Blame the Color TV, Revisited

This is an updated version of a post I did back in 2012.

Does anyone remember watching a black and white TV? I do. My dad had this TV that was older than I was. It also, quite literally, took a minute to warm up before it showed its black and white view of the world.

I remember seeing the old Spiderman cartoons. You know, the one that started airing in the late 1960s but probably reran infinitum during the 1970s. I remember when I saw it on TV. A Color TV.

Like many shows in that era, the show opens with the phrase “in color” to let everyone know the show could be seen in color. Naive me, I thought when I saw it on my dad’s Black and White TV, it would say “In Black and White” instead. That seemed perfectly rational to my little mind.

My kids, of course, have never watched a black and white TV. Since we’ve gone all digital, they won’t ever see one. They might see something in Black and White if they watch a really old movie or TV show. Or some more recent television program that goes Black and White for effect.

There is something to be said for watching a program in black and white on a crappy-ass 14 inch TV with a mono speaker on an antenna. You got some sort of picture, if you were lucky, but your mind had to fill in a lot of the details. Certainly with the TV shows of the day, you had to.

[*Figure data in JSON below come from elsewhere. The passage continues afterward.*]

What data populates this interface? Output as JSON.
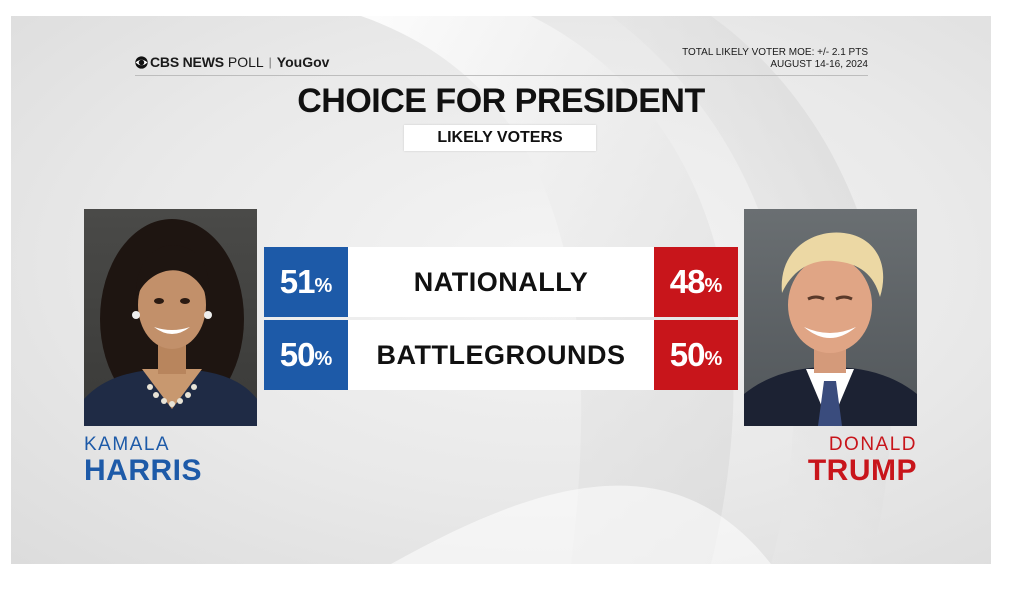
{
  "header": {
    "brand_cbs": "CBS NEWS",
    "brand_poll": "POLL",
    "brand_separator": "|",
    "brand_partner": "YouGov",
    "moe_line": "TOTAL LIKELY VOTER MOE: +/- 2.1 PTS",
    "date_line": "AUGUST 14-16, 2024"
  },
  "title": "CHOICE FOR PRESIDENT",
  "subtitle": "LIKELY VOTERS",
  "colors": {
    "democrat": "#1d5aa8",
    "republican": "#c8151b",
    "label_background": "#ffffff"
  },
  "candidates": {
    "left": {
      "first": "KAMALA",
      "last": "HARRIS",
      "portrait_icon": "harris-portrait"
    },
    "right": {
      "first": "DONALD",
      "last": "TRUMP",
      "portrait_icon": "trump-portrait"
    }
  },
  "chart_data": {
    "type": "table",
    "title": "CHOICE FOR PRESIDENT",
    "subtitle": "LIKELY VOTERS",
    "columns": [
      "HARRIS",
      "TRUMP"
    ],
    "unit": "%",
    "rows": [
      {
        "label": "NATIONALLY",
        "harris": "51",
        "trump": "48"
      },
      {
        "label": "BATTLEGROUNDS",
        "harris": "50",
        "trump": "50"
      }
    ]
  }
}
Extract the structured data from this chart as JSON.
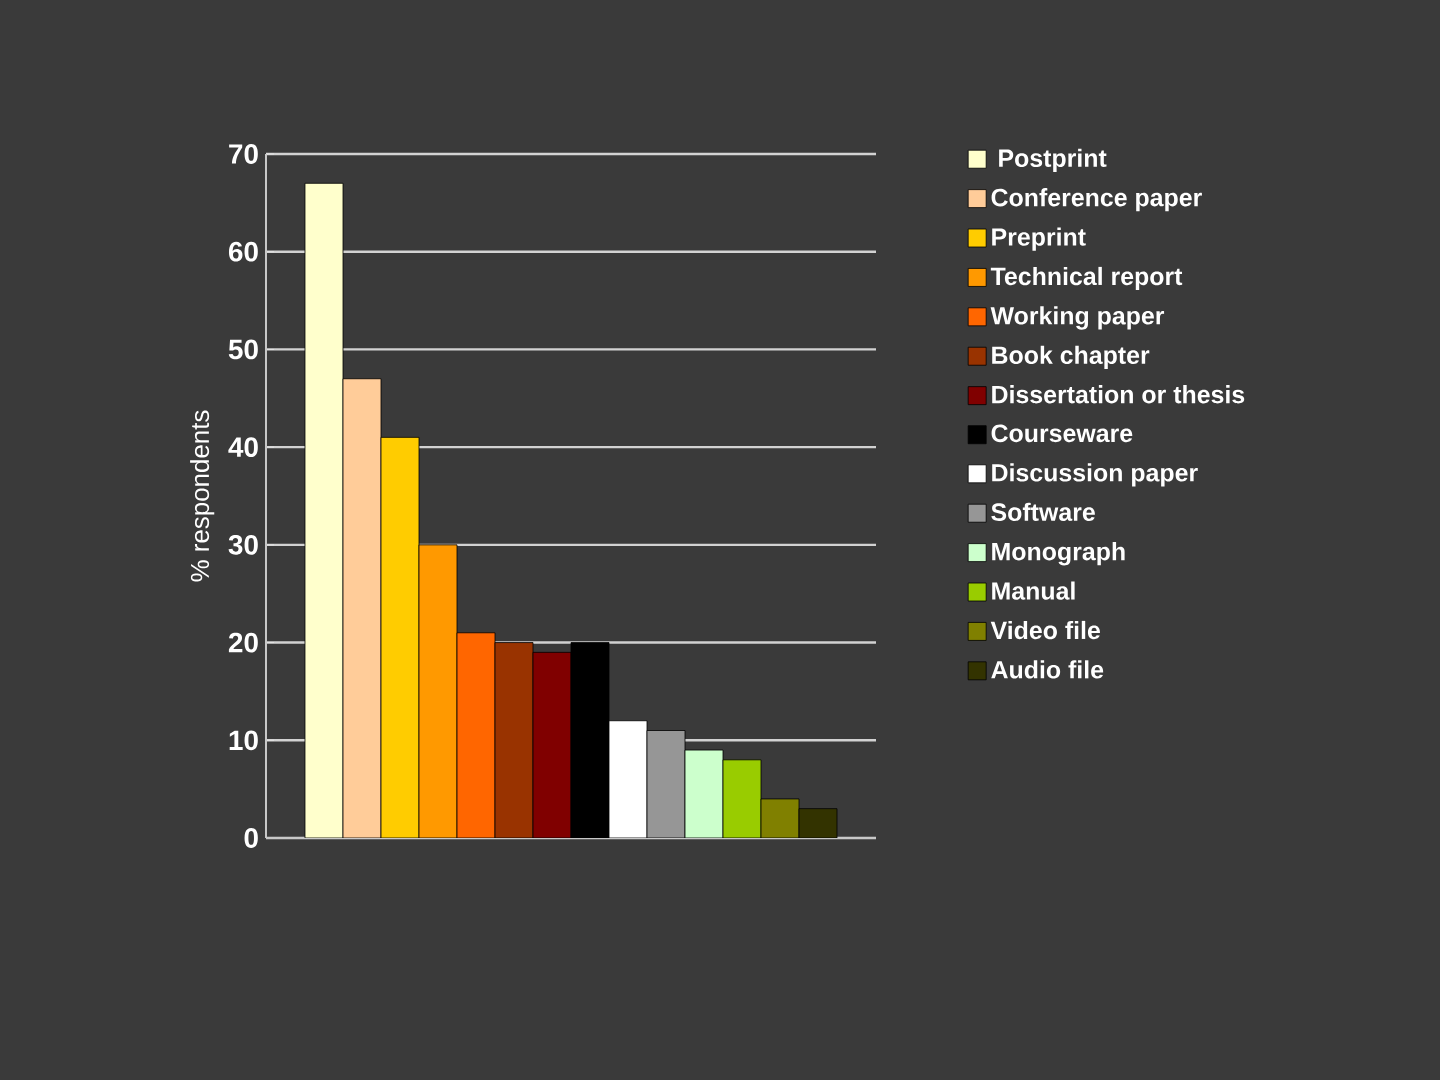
{
  "chart_data": {
    "type": "bar",
    "ylabel": "% respondents",
    "categories": [
      null
    ],
    "series": [
      {
        "name": " Postprint",
        "color": "#ffffcc",
        "values": [
          67
        ]
      },
      {
        "name": "Conference paper",
        "color": "#ffcc99",
        "values": [
          47
        ]
      },
      {
        "name": "Preprint",
        "color": "#ffcc00",
        "values": [
          41
        ]
      },
      {
        "name": "Technical report",
        "color": "#ff9900",
        "values": [
          30
        ]
      },
      {
        "name": "Working paper",
        "color": "#ff6600",
        "values": [
          21
        ]
      },
      {
        "name": "Book chapter",
        "color": "#993300",
        "values": [
          20
        ]
      },
      {
        "name": "Dissertation or thesis",
        "color": "#800000",
        "values": [
          19
        ]
      },
      {
        "name": "Courseware",
        "color": "#000000",
        "values": [
          20
        ]
      },
      {
        "name": "Discussion paper",
        "color": "#ffffff",
        "values": [
          12
        ]
      },
      {
        "name": "Software",
        "color": "#969696",
        "values": [
          11
        ]
      },
      {
        "name": "Monograph",
        "color": "#ccffcc",
        "values": [
          9
        ]
      },
      {
        "name": "Manual",
        "color": "#99cc00",
        "values": [
          8
        ]
      },
      {
        "name": "Video file",
        "color": "#808000",
        "values": [
          4
        ]
      },
      {
        "name": "Audio file",
        "color": "#333300",
        "values": [
          3
        ]
      }
    ],
    "ylim": [
      0,
      70
    ],
    "yticks": [
      0,
      10,
      20,
      30,
      40,
      50,
      60,
      70
    ],
    "grid": "y",
    "legend": "right",
    "tick_labels": "y"
  }
}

Recently I started watching old episodes of The Twilight Zone. All 165 original episodes were filmed in black and white as TV shows of that era were. The special effects were practically non-existent by today’s standards but the stories were quality. They hold up pretty well more than half a century later, such as this seminal episode entitled “To Serve Man”:

These days, programs are in full 1080p with Dolby 5.1 digital surround sound. You can see every pimple and wrinkle on the actors face–and let’s face it, they’re all actors. Even the newscasters. Especially the newscasters. And the people on so-called “reality” TV shows. It leaves little to the imagination, exposing the amorality of our collective humanity for all to see.

And, quite honestly, I think we’re worse off for it. Even moreso than I did when I wrote the first version of this post in 2012.